Os cretinos fundamentais de antigamente se limitavam a babar
na gravata, lembrou Nelson Rodrigues numa crônica de maio de 1969. “O primeiro
a saber-se idiota era o próprio idiota”, escreveu. “Julgando-se um inepto nato
e hereditário, jamais se atreveu a mover uma palha, ou tirar uma cadeira do
lugar. Nunca um idiota tentou questionar os valores da vida”. Antes que se
desse “a ascensão fulminante e espantosa do idiota”, decidiam por ele quem
tinha cabeça para pensar e sabia o que fazia.
Nestes trêfegos trópicos, as coisas mudaram dramaticamente
quando a espécie se tornou hegemônica. E alcançaram dimensões siderais depois
que os imbecis de nascença perderam primeiro o constrangimento e depois a
vergonha, constatei num post de janeiro de 2011. No 11° ano da Era da
Mediocridade, elegem e são eleitos, escolhem e são escolhidos, nomeiam e são
nomeados, mandam e obedecem.
Em suas infinitas ramificações ─ o vigarista e o otário, o
fanático e o abúlico, o cafajeste e o bobo alegre, o arrogante e o submisso, o
eleito e o eleitor, o assaltante e o assaltado ─, a tribo tem representantes na
cúpula do Poder Executivo, no
Ministério, no segundo e no terceiro escalões, no Congresso e nas Assembleias
Legislativas, nos tribunais e na imprensa. Os idiotas estão por toda parte.

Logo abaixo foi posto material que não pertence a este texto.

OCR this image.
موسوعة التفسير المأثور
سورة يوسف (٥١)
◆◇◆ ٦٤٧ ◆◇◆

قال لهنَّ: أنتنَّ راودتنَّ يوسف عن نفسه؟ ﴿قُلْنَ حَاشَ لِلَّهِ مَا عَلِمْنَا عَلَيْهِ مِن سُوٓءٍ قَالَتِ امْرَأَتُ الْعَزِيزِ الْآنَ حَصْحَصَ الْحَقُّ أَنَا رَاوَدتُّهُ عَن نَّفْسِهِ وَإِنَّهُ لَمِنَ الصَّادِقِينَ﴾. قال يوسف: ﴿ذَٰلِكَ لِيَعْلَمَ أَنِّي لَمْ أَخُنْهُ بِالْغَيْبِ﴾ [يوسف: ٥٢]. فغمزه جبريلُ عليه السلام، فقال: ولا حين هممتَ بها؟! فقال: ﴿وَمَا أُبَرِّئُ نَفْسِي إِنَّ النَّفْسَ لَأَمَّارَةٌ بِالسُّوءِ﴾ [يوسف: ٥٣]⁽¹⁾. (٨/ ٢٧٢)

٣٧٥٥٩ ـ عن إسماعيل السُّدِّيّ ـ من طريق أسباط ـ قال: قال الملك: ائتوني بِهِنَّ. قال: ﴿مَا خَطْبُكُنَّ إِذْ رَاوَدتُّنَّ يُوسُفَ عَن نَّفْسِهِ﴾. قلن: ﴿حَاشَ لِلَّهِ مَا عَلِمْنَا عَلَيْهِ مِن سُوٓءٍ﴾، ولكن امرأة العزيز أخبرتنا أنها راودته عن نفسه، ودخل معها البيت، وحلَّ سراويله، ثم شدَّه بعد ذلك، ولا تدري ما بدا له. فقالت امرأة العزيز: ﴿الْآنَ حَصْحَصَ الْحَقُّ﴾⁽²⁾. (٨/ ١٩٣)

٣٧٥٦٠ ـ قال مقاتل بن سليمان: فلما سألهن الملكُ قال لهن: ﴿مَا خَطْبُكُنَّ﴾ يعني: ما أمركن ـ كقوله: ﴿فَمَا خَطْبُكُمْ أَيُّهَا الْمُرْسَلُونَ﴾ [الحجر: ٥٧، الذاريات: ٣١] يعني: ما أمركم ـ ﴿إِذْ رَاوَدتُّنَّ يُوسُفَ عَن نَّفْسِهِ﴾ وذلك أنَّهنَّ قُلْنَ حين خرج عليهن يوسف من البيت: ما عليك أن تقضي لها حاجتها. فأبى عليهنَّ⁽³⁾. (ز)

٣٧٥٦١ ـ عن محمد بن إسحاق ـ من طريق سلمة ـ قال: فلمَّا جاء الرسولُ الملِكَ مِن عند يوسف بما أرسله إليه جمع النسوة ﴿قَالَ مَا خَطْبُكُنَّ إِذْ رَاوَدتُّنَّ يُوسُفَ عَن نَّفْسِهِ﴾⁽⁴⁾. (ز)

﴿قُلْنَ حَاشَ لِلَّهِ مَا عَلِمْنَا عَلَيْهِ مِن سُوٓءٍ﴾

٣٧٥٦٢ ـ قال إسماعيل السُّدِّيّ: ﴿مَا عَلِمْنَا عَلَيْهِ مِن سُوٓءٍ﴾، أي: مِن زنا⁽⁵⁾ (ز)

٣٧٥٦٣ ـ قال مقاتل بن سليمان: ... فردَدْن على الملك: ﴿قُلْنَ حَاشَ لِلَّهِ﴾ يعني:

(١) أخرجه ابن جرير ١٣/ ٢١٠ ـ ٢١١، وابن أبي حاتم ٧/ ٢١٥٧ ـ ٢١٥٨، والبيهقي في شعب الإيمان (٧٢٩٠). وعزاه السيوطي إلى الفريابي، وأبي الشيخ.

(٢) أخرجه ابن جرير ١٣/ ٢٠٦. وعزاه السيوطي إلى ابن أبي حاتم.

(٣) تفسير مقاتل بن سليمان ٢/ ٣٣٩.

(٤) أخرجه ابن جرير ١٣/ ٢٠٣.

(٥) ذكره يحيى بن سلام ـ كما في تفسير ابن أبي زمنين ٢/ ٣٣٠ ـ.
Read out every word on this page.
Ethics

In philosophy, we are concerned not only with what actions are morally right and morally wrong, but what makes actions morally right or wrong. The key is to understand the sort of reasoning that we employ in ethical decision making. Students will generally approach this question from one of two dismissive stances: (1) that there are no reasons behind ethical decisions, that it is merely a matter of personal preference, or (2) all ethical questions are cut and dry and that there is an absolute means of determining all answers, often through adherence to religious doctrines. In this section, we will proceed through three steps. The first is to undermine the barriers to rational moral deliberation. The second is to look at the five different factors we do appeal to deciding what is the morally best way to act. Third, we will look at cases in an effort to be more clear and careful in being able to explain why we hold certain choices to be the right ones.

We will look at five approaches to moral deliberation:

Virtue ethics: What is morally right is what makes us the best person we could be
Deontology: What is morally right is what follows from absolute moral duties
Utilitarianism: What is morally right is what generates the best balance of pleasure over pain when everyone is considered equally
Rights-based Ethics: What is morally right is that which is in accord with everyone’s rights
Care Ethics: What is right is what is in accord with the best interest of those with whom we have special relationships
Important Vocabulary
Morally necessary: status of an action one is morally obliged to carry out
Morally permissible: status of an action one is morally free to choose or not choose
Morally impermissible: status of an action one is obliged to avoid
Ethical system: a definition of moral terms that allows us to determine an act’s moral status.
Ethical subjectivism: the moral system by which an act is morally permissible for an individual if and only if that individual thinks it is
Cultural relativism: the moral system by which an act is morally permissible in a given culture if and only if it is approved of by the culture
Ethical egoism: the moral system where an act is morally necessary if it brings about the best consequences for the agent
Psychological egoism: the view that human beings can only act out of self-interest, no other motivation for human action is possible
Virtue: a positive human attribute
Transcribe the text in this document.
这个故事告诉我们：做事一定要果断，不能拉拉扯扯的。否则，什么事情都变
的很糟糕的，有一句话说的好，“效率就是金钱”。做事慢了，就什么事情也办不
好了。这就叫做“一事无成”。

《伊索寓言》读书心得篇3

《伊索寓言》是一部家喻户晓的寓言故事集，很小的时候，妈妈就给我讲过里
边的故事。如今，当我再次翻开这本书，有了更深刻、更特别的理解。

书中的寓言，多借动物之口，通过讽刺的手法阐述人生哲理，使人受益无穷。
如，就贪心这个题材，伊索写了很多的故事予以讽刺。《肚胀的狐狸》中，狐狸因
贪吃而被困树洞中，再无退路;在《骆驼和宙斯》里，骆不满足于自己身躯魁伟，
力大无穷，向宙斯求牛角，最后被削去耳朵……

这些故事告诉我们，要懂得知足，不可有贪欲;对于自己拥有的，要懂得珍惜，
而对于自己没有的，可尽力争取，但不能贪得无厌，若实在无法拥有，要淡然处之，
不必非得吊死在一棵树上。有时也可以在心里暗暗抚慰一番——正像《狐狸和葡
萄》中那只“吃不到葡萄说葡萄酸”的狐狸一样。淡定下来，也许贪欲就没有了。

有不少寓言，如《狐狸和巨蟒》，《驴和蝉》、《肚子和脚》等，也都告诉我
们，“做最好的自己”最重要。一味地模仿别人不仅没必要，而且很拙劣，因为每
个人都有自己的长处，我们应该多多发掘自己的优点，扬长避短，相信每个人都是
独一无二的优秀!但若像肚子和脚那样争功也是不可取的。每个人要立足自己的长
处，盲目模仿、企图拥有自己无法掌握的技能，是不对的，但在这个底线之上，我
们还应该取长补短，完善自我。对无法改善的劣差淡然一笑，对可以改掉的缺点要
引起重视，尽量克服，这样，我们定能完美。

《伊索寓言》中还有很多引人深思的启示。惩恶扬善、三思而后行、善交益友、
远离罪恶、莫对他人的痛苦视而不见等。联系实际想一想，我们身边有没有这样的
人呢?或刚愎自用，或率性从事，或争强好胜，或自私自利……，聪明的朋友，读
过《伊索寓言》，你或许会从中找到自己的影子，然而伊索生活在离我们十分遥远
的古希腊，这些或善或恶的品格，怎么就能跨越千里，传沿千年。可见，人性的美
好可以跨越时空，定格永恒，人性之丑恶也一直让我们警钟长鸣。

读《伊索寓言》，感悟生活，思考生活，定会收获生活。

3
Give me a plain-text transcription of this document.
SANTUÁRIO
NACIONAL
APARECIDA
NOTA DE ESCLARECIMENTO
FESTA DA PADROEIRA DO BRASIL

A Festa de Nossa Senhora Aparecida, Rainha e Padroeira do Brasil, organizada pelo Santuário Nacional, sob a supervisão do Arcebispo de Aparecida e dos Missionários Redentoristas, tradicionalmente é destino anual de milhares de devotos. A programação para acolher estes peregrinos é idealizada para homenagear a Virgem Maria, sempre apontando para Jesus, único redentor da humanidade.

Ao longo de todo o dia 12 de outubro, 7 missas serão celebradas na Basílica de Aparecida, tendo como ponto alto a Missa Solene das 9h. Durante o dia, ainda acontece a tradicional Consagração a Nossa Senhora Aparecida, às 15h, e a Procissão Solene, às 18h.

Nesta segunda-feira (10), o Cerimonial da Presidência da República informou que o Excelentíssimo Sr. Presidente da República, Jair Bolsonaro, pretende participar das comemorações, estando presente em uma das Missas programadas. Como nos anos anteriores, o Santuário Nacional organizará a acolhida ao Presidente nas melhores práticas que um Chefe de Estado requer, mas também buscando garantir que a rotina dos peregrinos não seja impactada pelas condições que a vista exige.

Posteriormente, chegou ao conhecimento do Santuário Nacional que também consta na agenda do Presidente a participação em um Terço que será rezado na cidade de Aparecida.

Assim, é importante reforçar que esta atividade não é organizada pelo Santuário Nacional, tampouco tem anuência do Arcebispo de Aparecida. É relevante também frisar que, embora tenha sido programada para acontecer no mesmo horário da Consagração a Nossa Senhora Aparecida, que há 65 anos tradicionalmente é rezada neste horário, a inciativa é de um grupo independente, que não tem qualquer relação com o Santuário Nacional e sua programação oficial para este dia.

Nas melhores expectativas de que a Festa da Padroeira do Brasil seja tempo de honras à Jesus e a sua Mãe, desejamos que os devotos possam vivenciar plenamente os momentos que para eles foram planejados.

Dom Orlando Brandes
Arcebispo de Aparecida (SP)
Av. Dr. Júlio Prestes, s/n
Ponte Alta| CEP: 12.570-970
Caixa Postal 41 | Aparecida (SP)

Estão no governo e na oposição.
E agem em qualquer palco como se a estupidez epidêmica não
tivesse ninguém na plateia, informam estes primeiros dias de fevereiro. O
cortejo de cretinices foi aberto em Washington, durante a discurseira de Lula
para sindicalistas americanos. “O Obama precisa ouvir vocês”, descobriu o
consultor-geral do planeta. “Peço a Deus que ele saiba que não pode errar
porque, senão, nenhum outro negro será eleito no país porque o preconceito é
muito forte”.
No mesmo dia, Renan Calheiros garantiu em Brasília que está
regenerado: “Serei o guardião da ética no Senado”, avisou. Nesta segunda-feira,
Dilma Rousseff aproveitou a mensagem anual ao Congresso para dedilhar a lira do
delírio. “Nesse momento em que a atividade política é tão vilipendiada, faço
questão de registrar o meu sincero reconhecimento ao imprescindível papel do
Congresso Nacional na construção de um Brasil mais democrático, justo e
soberano”, diz um trecho do papelório.
Numa única frase, a chefe do Executivo conseguiu repreender
quem acha que gente corrupta merece cadeia, festejar a promoção de Renan
Calheiros a síndico da Casa do Espanto, comemorar a entrega da gerência do
Feirão da Bandidagem a Henrique Alves e louvar o patriotismo dos companheiros
que prestam serviços à pátria no Carandiru sem grades. Foi prontamente
endossada pelos destinatários da idiotice.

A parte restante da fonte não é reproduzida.